Sunday, February 6, 2011

Details: Introduction and Overall Strategy

As promised, this post starts my detailed descriptions of my NHC XII experience, which I had no time to do (nor did I have net access) during the contest.
I am writing this a week after the NHC was over, based on my recollections about it.

There are 15 races a day.
Eight of these are Mandatory - all contestants must make a pick in these races.
Seven are Optional - you get to choose any race for that day from a list of 8 tracks.
Points are scored by the total Win and Place payoff of your pick, based on a $2 Win/Place bet.

In general, one does not win these contests by betting short odds horses. You mut be able to come up with several winning longshots.

My race strategy was to focus on the winner of the mandatory races. I looked for value also, but if I really felt a horse had an overwhelming win probability, I would pick that horse even if ut were short odds.

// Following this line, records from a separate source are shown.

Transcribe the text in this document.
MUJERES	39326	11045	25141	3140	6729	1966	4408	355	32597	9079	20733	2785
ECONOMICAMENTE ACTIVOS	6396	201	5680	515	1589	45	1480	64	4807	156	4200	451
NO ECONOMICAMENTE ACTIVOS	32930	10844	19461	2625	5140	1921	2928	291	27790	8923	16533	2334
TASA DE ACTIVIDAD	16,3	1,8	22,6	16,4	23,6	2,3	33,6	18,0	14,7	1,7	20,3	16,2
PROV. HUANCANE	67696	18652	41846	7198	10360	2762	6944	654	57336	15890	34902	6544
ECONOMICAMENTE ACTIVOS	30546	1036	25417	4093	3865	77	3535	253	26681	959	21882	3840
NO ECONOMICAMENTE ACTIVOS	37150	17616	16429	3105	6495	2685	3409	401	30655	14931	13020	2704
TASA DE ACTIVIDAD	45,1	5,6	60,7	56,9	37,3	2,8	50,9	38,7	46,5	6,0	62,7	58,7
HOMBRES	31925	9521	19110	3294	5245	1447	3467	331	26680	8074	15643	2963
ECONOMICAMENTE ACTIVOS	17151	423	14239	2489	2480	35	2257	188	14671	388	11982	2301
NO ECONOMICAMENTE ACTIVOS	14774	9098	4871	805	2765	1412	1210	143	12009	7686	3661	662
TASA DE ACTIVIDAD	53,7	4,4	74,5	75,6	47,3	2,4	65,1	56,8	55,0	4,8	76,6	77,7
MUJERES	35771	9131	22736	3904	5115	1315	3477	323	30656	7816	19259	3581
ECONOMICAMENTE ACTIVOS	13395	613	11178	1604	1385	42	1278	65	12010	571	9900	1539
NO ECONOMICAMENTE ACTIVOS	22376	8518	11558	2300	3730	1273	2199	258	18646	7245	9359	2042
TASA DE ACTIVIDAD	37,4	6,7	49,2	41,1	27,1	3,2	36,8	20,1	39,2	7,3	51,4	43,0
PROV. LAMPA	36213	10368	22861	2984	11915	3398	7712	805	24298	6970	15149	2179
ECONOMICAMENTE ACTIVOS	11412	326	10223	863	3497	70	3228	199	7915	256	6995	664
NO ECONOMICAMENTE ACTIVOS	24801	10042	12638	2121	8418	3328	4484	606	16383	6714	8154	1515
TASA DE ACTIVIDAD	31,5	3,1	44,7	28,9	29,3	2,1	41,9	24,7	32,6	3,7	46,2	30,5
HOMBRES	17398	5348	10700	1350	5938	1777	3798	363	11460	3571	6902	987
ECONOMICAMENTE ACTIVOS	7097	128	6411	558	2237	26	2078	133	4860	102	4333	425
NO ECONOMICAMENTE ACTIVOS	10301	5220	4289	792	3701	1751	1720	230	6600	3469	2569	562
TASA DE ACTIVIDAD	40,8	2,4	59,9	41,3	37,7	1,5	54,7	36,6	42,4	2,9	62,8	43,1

For optional races, I focused entirely on longer odds horses 5-1 or greater.
The optionals are where you have the chance to get a lot of points that othere may not get, since most of them will be playing other optional races for the most part.

(This strategy was not mine alone; I read about it in Noel Michaels' Handicapping Contest Handbook, and most of my competition uses it or something similar.)

I picked my optionals by just going through the list of available races, and choosing the ones that felt good, with the prior intent that they be ones where I was likely to select winning longshots. I also required that there be at least 10 horses entered in my optionals, because smaller fields deflate the odds.

My analysis strategy was two-fold, based on my life's work of combining left-brained logical information with right-brained intuitive information.

Firs, using standard handicapping methods (for me, mainly BRIS pace numbers, running styles vs. biases, BRIS speed figs and class ratings, trainer expertise, clocker reports, Racing Flow bias ratings) I rated each horse either A (highest), B, C or X (little chance).  I call this logical handicapping.

I also did an Associative Remote Viewing session for each race, rating each photo 0-7 on the Targ CR scale.
(If you are not familiar with ARV and how to predict horse races, here are some things to look at: Wagering with Remote Viewing; ARV Horse Racing Glossary; How I Qualified for the NHC .)
In addition, I assigned each horse a "yes" or "no" as to whether I had a good feeling about it or not, before I did any other analysis.
I call this method intuitive handicapping.

I did the ARV sessions earlier in the week before I came to Vegas.I assigned a letter to each race.
After I knew the mandatory races and chose the optionals, I assigned race letters to each. I do not believe that the order of doing this is important; the universe will figure it out such that I get winners given my positive intent to do so.  In fact I had the order one way first, then changed it for a reason I don't remember.

Once the race lineup was published and I chose the optionals, I analyzed each race.
Logically, the ABCX process given above; for the intuitive part, I had to judge all the ARV sessions. I started doing this for Optionals while still in VA. I continued it for Friday's races on Thursday after I got to Vegas, working until about 9 PM or so (which was about midnight VA time), then getting up at 3 AM to finish it up by 9 AM or so for Friday. My first optional was at 10:50 AM.
So it was an intense process.

I had to step back and let go of my tension about getting all this done on time, severl times. I was still more tense about the whole thing than I wanted to be, but the stepping-away-from-it times did help me relax a little.

My general feeling was of quiet confidence in the knowledge that I could win this. I was somewhat fearful of doing something wrong and picking the wrong horses. I looked forward to having fun and competing in a fun atmosphere.